The high dynamism of non-membranous organelles makes it not easy to establish direct relationships between functional problems and diseases of these organelles. However, the case of amyotrophic lateral sclerosis is noteworthy. One of the characteristics of this disease (such as other neurodegenerative diseases) is that inclusions of ribonucleoprotein messengers (RNP) occur that alter the normal metabolism of messenger RNA (Figure 2). These pathological inclusions are formed by RNP protein granules, whose large accumulation produces an assembly between them and the formation of amyloid fibers. Amyloid fibers alter the normal functioning of cells, degrading them.
In cancer cases, non-membranous organelles also present interesting options or perspectives. One of the factors that govern cell growth is the assembly of ribosomes, which as has been seen has a great importance in the production of ribosomes. The nucleolus, therefore, can be an important destination for cancer treatments, characterized by the uncontrolled growth of the nucleolus and the increase of the nucleolus.
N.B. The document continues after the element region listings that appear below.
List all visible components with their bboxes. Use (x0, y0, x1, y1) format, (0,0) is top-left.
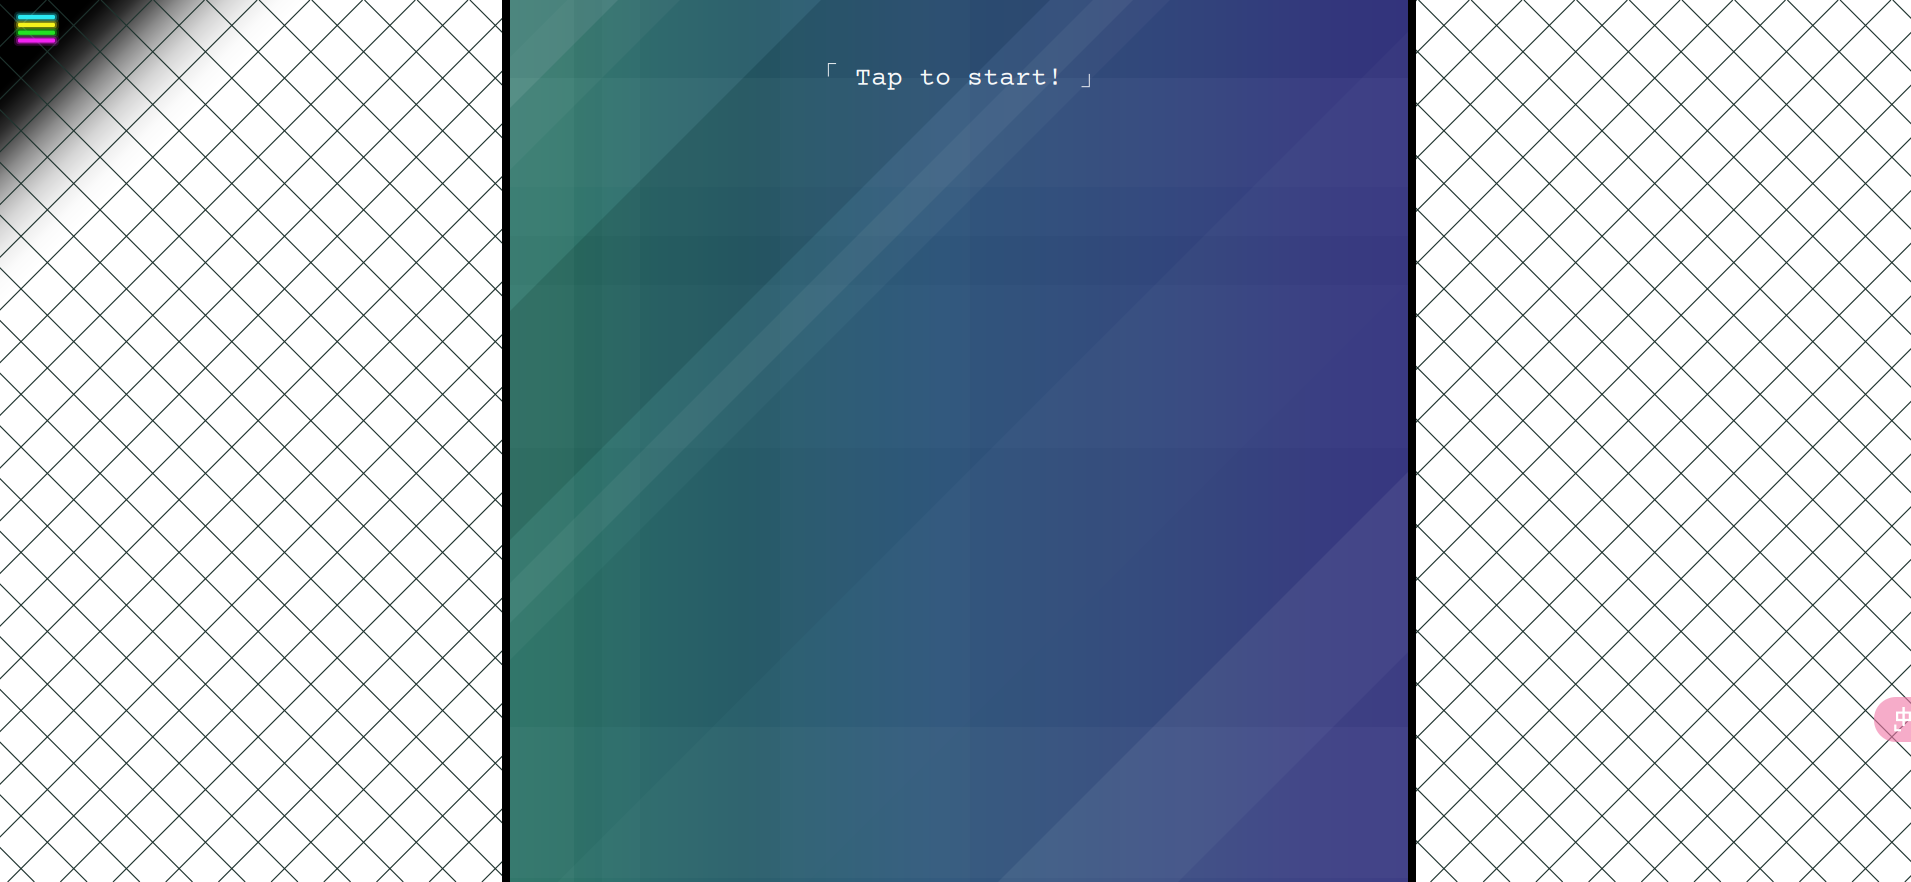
button[interactable]: Menu (0, 0, 71, 59)
button[interactable]: Translate (1874, 697, 1911, 742)
staticText: 「 Tap to start! 」 (812, 59, 1106, 94)
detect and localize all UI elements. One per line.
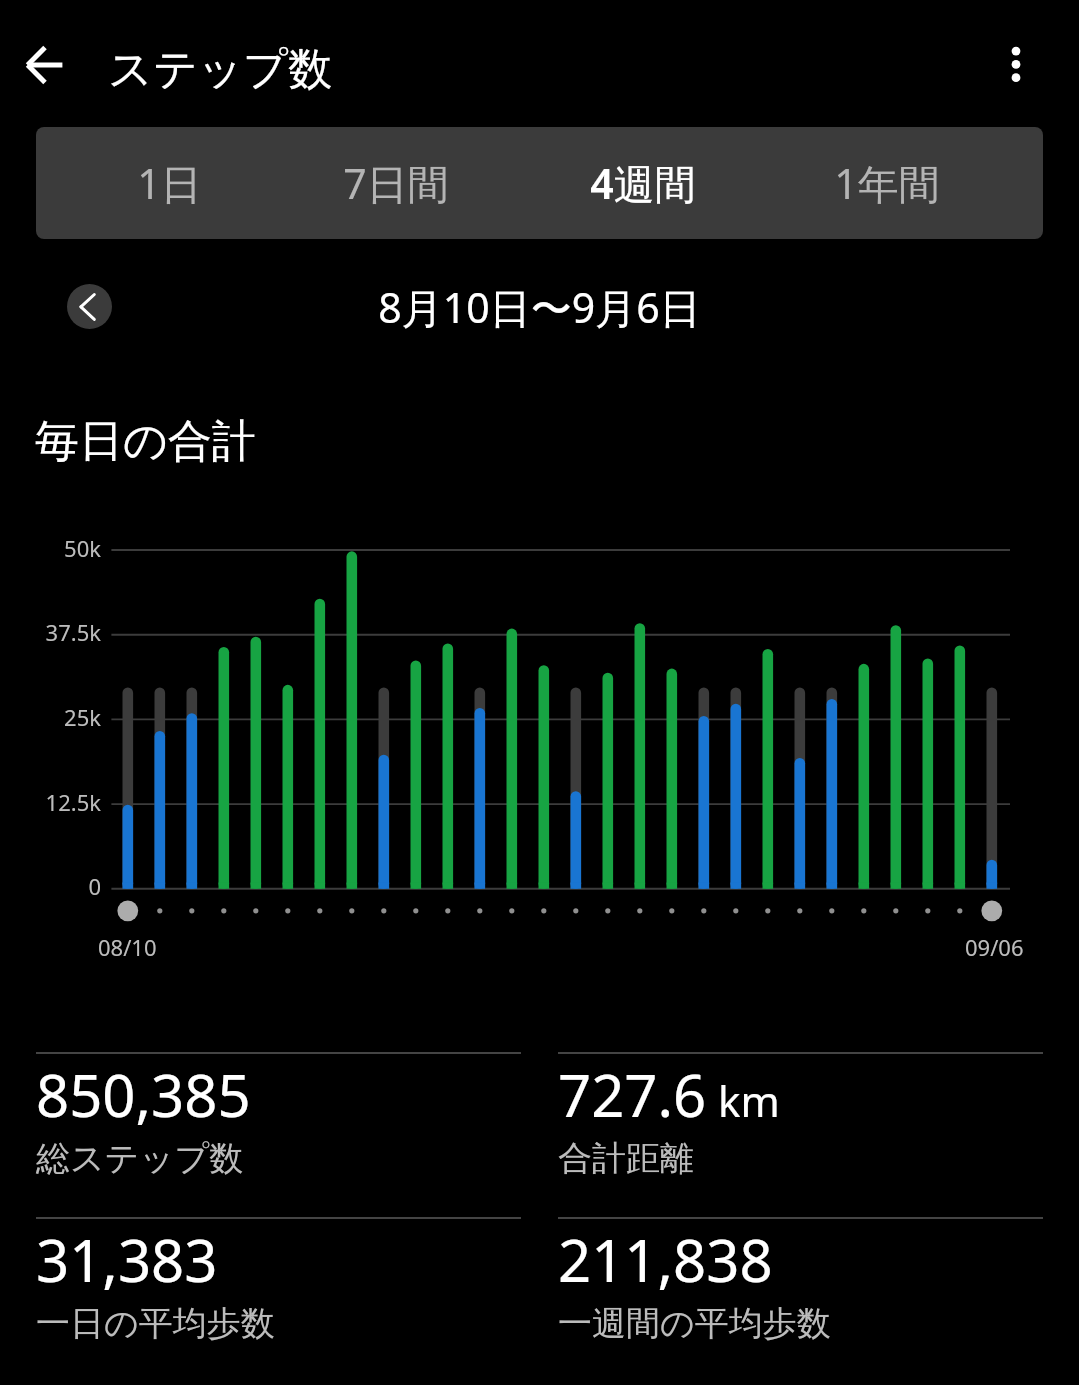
- staticText: 37.5k: [45, 617, 101, 647]
- staticText: 850,385: [36, 1055, 251, 1134]
- staticText: 0: [88, 871, 101, 901]
- button[interactable]: 31,383: [36, 1217, 521, 1367]
- button[interactable]: 1年間: [791, 127, 1043, 239]
- button[interactable]: 850,385: [36, 1052, 521, 1202]
- button[interactable]: 4週間: [540, 127, 792, 239]
- staticText: 09/06: [965, 932, 1024, 962]
- staticText: 総ステップ数: [36, 1137, 244, 1180]
- staticText: 7日間: [343, 155, 449, 211]
- button[interactable]: Previous period: [67, 284, 112, 329]
- staticText: 08/10: [98, 932, 157, 962]
- button[interactable]: More options: [975, 26, 1057, 108]
- staticText: 8月10日〜9月6日: [378, 279, 701, 335]
- staticText: 一週間の平均歩数: [558, 1302, 831, 1345]
- staticText: 合計距離: [558, 1137, 694, 1180]
- staticText: 211,838: [558, 1220, 773, 1299]
- staticText: 1年間: [834, 155, 940, 211]
- staticText: 31,383: [36, 1220, 218, 1299]
- staticText: 25k: [64, 702, 101, 732]
- staticText: km: [718, 1072, 780, 1129]
- button[interactable]: 1日: [36, 127, 288, 239]
- button[interactable]: 211,838: [558, 1217, 1043, 1367]
- button[interactable]: 7日間: [288, 127, 540, 239]
- staticText: 4週間: [590, 155, 696, 211]
- button[interactable]: 727.6: [558, 1052, 1043, 1202]
- staticText: 毎日の合計: [35, 414, 257, 469]
- staticText: 50k: [64, 533, 101, 563]
- staticText: ステップ数: [108, 42, 333, 97]
- staticText: 1日: [137, 155, 202, 211]
- staticText: 一日の平均歩数: [36, 1302, 275, 1345]
- staticText: 12.5k: [45, 787, 101, 817]
- button[interactable]: Back: [4, 24, 86, 106]
- staticText: 727.6: [558, 1055, 707, 1134]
In 1922, Russian biochemist Alexander Oparin published a theory on the origin of life at the beginning of Earth's history. According to his theory, the first simple organic compounds were formed, since the electric energy of the rays or the heat energy of the volcanoes provoked the reaction of methane, ammonium, water and other components, rich in the reducing atmosphere of the time. All these ingredients were arranged in small drops called coacerbatos. In 2016 a group of German researchers described the chemically active and liquid droplets with fragmentation capacity and therefore perpetuation. These drops and non-membranous organelles have some equal characteristics, so will there be keys to explain the origin of life in membrane-free organelles?
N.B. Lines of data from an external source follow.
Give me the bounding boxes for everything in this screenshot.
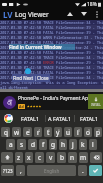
button[interactable]: x bbox=[25, 152, 33, 163]
staticText: A FATAL1 bbox=[48, 115, 72, 122]
staticText: p bbox=[96, 128, 100, 137]
staticText: 2017-03-30 07:42:58 FATAL FileGenerator:… bbox=[0, 40, 103, 45]
staticText: all different bbox=[0, 85, 28, 89]
button[interactable]: i bbox=[74, 127, 82, 137]
button[interactable]: l bbox=[89, 139, 97, 150]
staticText: g bbox=[51, 140, 55, 149]
button[interactable]: y bbox=[54, 127, 62, 137]
staticText: 1 bbox=[6, 128, 9, 133]
staticText: FATAL1 bbox=[21, 115, 40, 122]
staticText: Ad bbox=[19, 104, 24, 109]
staticText: 0 bbox=[98, 128, 101, 133]
staticText: 2017-03-30 07:42:58 FATAL FileGenerator:… bbox=[0, 50, 103, 55]
staticText: 2017-03-30 07:42:58 WARN FileGenerator:3… bbox=[0, 35, 103, 40]
button[interactable]: p bbox=[94, 127, 102, 137]
staticText: FATAL1 bbox=[80, 115, 99, 122]
button[interactable]: c bbox=[35, 152, 44, 163]
button[interactable]: A FATAL1 bbox=[46, 110, 74, 126]
staticText: ?123 bbox=[3, 168, 13, 174]
button[interactable]: Google bbox=[0, 110, 16, 126]
staticText: 8 bbox=[78, 128, 81, 133]
staticText: 6 bbox=[58, 128, 61, 133]
staticText: 2017-03-30 07:42:58 ERROR FileGenerator:… bbox=[0, 60, 103, 65]
button[interactable]: Backspace bbox=[90, 152, 102, 163]
staticText: z bbox=[17, 153, 21, 162]
staticText: c bbox=[38, 153, 42, 162]
staticText: 7 bbox=[68, 128, 71, 133]
staticText: 18% bbox=[87, 1, 97, 8]
button[interactable]: More options bbox=[91, 8, 102, 20]
staticText: 4 bbox=[38, 128, 41, 133]
button[interactable]: , bbox=[16, 165, 25, 176]
button[interactable]: ?123 bbox=[1, 165, 14, 176]
button[interactable]: Install bbox=[88, 94, 103, 109]
button[interactable]: v bbox=[46, 152, 55, 163]
staticText: q bbox=[4, 128, 8, 137]
staticText: n bbox=[70, 153, 75, 162]
button[interactable]: k bbox=[79, 139, 87, 150]
staticText: e bbox=[26, 128, 30, 137]
staticText: PhonePe - India's Payment App bbox=[18, 95, 92, 102]
staticText: l bbox=[92, 140, 94, 149]
staticText: r bbox=[37, 128, 40, 137]
staticText: j bbox=[72, 140, 74, 149]
staticText: INSTALL bbox=[91, 103, 101, 107]
staticText: s bbox=[20, 140, 24, 149]
button[interactable]: d bbox=[28, 139, 37, 150]
button[interactable]: e bbox=[23, 127, 32, 137]
staticText: t bbox=[47, 128, 50, 137]
staticText: o bbox=[86, 128, 90, 137]
button[interactable]: a bbox=[6, 139, 15, 150]
button[interactable]: m bbox=[79, 152, 88, 163]
button[interactable]: w bbox=[12, 127, 21, 137]
button[interactable]: Shift bbox=[1, 152, 13, 163]
staticText: v bbox=[49, 153, 53, 162]
staticText: Log Viewer bbox=[15, 10, 49, 19]
staticText: 9 bbox=[88, 128, 91, 133]
staticText: 2 bbox=[17, 128, 20, 133]
button[interactable]: . bbox=[78, 165, 87, 176]
staticText: m bbox=[80, 153, 87, 162]
button[interactable]: q bbox=[1, 127, 10, 137]
button[interactable]: Enter bbox=[89, 165, 102, 176]
button[interactable]: t bbox=[44, 127, 52, 137]
button[interactable]: f bbox=[39, 139, 47, 150]
button[interactable]: o bbox=[84, 127, 92, 137]
button[interactable]: FATAL1 bbox=[75, 110, 103, 126]
button[interactable]: Close bbox=[36, 74, 50, 82]
button[interactable]: b bbox=[57, 152, 66, 163]
staticText: java.lang.Exception: this is a long Exce… bbox=[0, 80, 103, 85]
staticText: 2017-03-30 07:42:58 FATAL FileGenerator:… bbox=[0, 30, 103, 35]
staticText: 2017-03-30 07:42:58 FATAL FileGenerator:… bbox=[0, 25, 103, 30]
button[interactable]: Space bbox=[27, 165, 76, 176]
staticText: k bbox=[81, 140, 85, 149]
staticText: b bbox=[60, 153, 64, 162]
staticText: w bbox=[14, 128, 20, 137]
staticText: 2017-03-30 07:42:58 TRACE FileGenerator:… bbox=[0, 65, 103, 70]
button[interactable]: FATAL1 bbox=[16, 110, 45, 126]
staticText: u bbox=[66, 128, 71, 137]
staticText: 2017-03-30 07:42:58 INFO FileGenerator:2… bbox=[0, 45, 103, 50]
staticText: 2017-03-30 07:42:58 TRACE FileGenerator:… bbox=[0, 20, 103, 25]
button[interactable]: r bbox=[34, 127, 42, 137]
button[interactable]: u bbox=[64, 127, 72, 137]
button[interactable]: Find next bbox=[77, 8, 91, 20]
button[interactable]: g bbox=[49, 139, 57, 150]
staticText: . bbox=[82, 166, 84, 175]
staticText: Find in Current Window bbox=[9, 44, 62, 50]
staticText: 2017-03-30 07:42:58 FATAL FileGenerator:… bbox=[0, 70, 103, 75]
button[interactable]: n bbox=[68, 152, 77, 163]
staticText: , bbox=[20, 166, 22, 175]
button[interactable]: Find previous bbox=[63, 8, 77, 20]
staticText: 3 bbox=[28, 128, 31, 133]
staticText: y bbox=[56, 128, 60, 137]
staticText: f bbox=[42, 140, 45, 149]
button[interactable]: Find Next bbox=[12, 74, 35, 82]
button[interactable]: h bbox=[59, 139, 67, 150]
button[interactable]: s bbox=[17, 139, 26, 150]
button[interactable]: z bbox=[15, 152, 23, 163]
staticText: d bbox=[31, 140, 35, 149]
staticText: 2017-03-30 07:42:58 TRACE FileGenerator:… bbox=[0, 55, 103, 60]
button[interactable]: j bbox=[69, 139, 77, 150]
staticText: a bbox=[9, 140, 13, 149]
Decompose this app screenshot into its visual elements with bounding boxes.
Crabtree, M., Nott, T. 2018. These organelles have no membrane. The Scientist. December 2018. https://www.the-scientist.com/infographics/infographic--what-are-membraneless-organelles--65135
Gomez, E., Shorter, J. 2018. "The molecular language of membraneless organelles". Journal of Biological Chemistry 1-23.
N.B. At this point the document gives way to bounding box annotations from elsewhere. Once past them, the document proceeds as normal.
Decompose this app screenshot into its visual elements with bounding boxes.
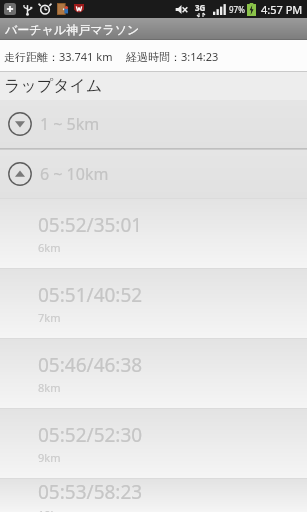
staticText: 6km bbox=[38, 240, 61, 255]
staticText: 05:53/58:23 bbox=[38, 479, 143, 505]
button[interactable]: Collapse group bbox=[0, 150, 307, 198]
staticText: 05:52/52:30 bbox=[38, 422, 143, 448]
button[interactable]: 05:52/52:30 bbox=[0, 409, 307, 478]
staticText: 6 ~ 10km bbox=[40, 163, 109, 185]
button[interactable]: 05:53/58:23 bbox=[0, 479, 307, 512]
staticText: 9km bbox=[38, 450, 61, 465]
staticText: ラップタイム bbox=[4, 76, 103, 96]
button[interactable]: Expand group bbox=[0, 100, 307, 148]
button[interactable]: 05:46/46:38 bbox=[0, 339, 307, 408]
button[interactable]: 05:51/40:52 bbox=[0, 269, 307, 338]
staticText: 4:57 PM bbox=[261, 2, 303, 17]
staticText: バーチャル神戸マラソン bbox=[5, 22, 140, 37]
staticText: 05:46/46:38 bbox=[38, 352, 143, 378]
staticText: 05:51/40:52 bbox=[38, 282, 143, 308]
staticText: 97% bbox=[229, 4, 245, 15]
button[interactable]: 05:52/35:01 bbox=[0, 199, 307, 268]
staticText: 1 ~ 5km bbox=[40, 113, 100, 135]
staticText: 10km bbox=[38, 507, 67, 512]
staticText: 3G bbox=[195, 2, 206, 13]
staticText: 7km bbox=[38, 310, 61, 325]
staticText: 05:52/35:01 bbox=[38, 212, 143, 238]
other: Collapse group bbox=[8, 162, 32, 186]
staticText: 経過時間：3:14:23 bbox=[126, 49, 219, 64]
staticText: 8km bbox=[38, 380, 61, 395]
other: Expand group bbox=[8, 112, 32, 136]
staticText: 走行距離：33.741 km bbox=[4, 49, 113, 64]
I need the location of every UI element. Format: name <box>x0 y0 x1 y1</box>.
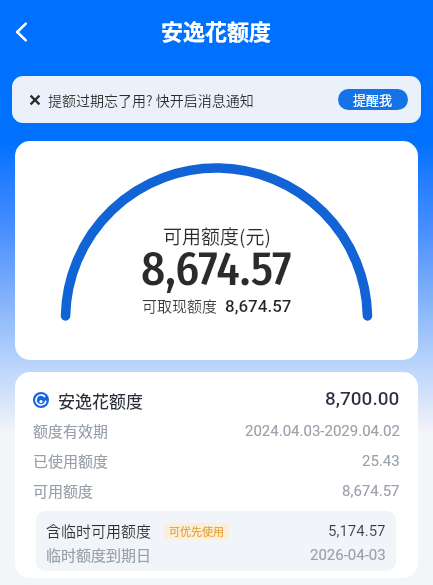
staticText: 25.43 <box>362 452 400 470</box>
staticText: 临时额度到期日 <box>46 544 152 566</box>
button[interactable]: 安逸花额度 <box>33 385 400 415</box>
staticText: 2026-04-03 <box>310 546 386 564</box>
button[interactable]: 提醒我 <box>338 89 408 110</box>
staticText: 安逸花额度 <box>58 388 143 413</box>
staticText: 可优先使用 <box>169 523 224 539</box>
staticText: 8,674.57 <box>342 482 400 500</box>
staticText: 8,674.57 <box>225 296 292 316</box>
button[interactable]: 可用额度 <box>33 476 400 506</box>
staticText: 含临时可用额度 <box>46 520 152 542</box>
staticText: 额度有效期 <box>33 420 109 442</box>
staticText: 提醒我 <box>353 90 393 109</box>
button[interactable]: 额度有效期 <box>33 416 400 446</box>
staticText: 安逸花额度 <box>161 14 272 46</box>
staticText: 2024.04.03-2029.04.02 <box>245 422 400 440</box>
button[interactable]: 临时额度到期日 <box>46 541 386 569</box>
staticText: 8,674.57 <box>141 241 292 295</box>
button[interactable]: 含临时可用额度 <box>46 517 386 545</box>
button[interactable]: Back <box>9 20 33 44</box>
button[interactable]: Close notification <box>12 76 421 123</box>
staticText: 5,174.57 <box>328 522 386 540</box>
staticText: 可用额度(元) <box>163 222 271 248</box>
button[interactable]: 已使用额度 <box>33 446 400 476</box>
staticText: 8,700.00 <box>325 387 400 409</box>
staticText: 提额过期忘了用? 快开启消息通知 <box>48 90 254 110</box>
button[interactable]: Close notification <box>23 88 47 112</box>
staticText: 已使用额度 <box>33 450 109 472</box>
staticText: 可取现额度 <box>142 295 218 317</box>
staticText: 可用额度 <box>33 480 94 502</box>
Ma, W., Mayr, C. A. 2018. "Membraneless Organelle Associated with the Endoplasmic Reticulum Enable 3< UTR-Mediated Protein-Protein Interactions". Cell 175: 1492-1506.
Mao, Y.S., Zhang, B., Spector, D.L. 2011. 'Biogenesis and Function of Nuclear Bodies'. Trends in Genetics 27: 295-306.
Mitrea, D.M., Kriwacki, R.W. 2016 "Phase separation in biology; functional organization of a higher order". Cell Communication and Signalling 14: 1.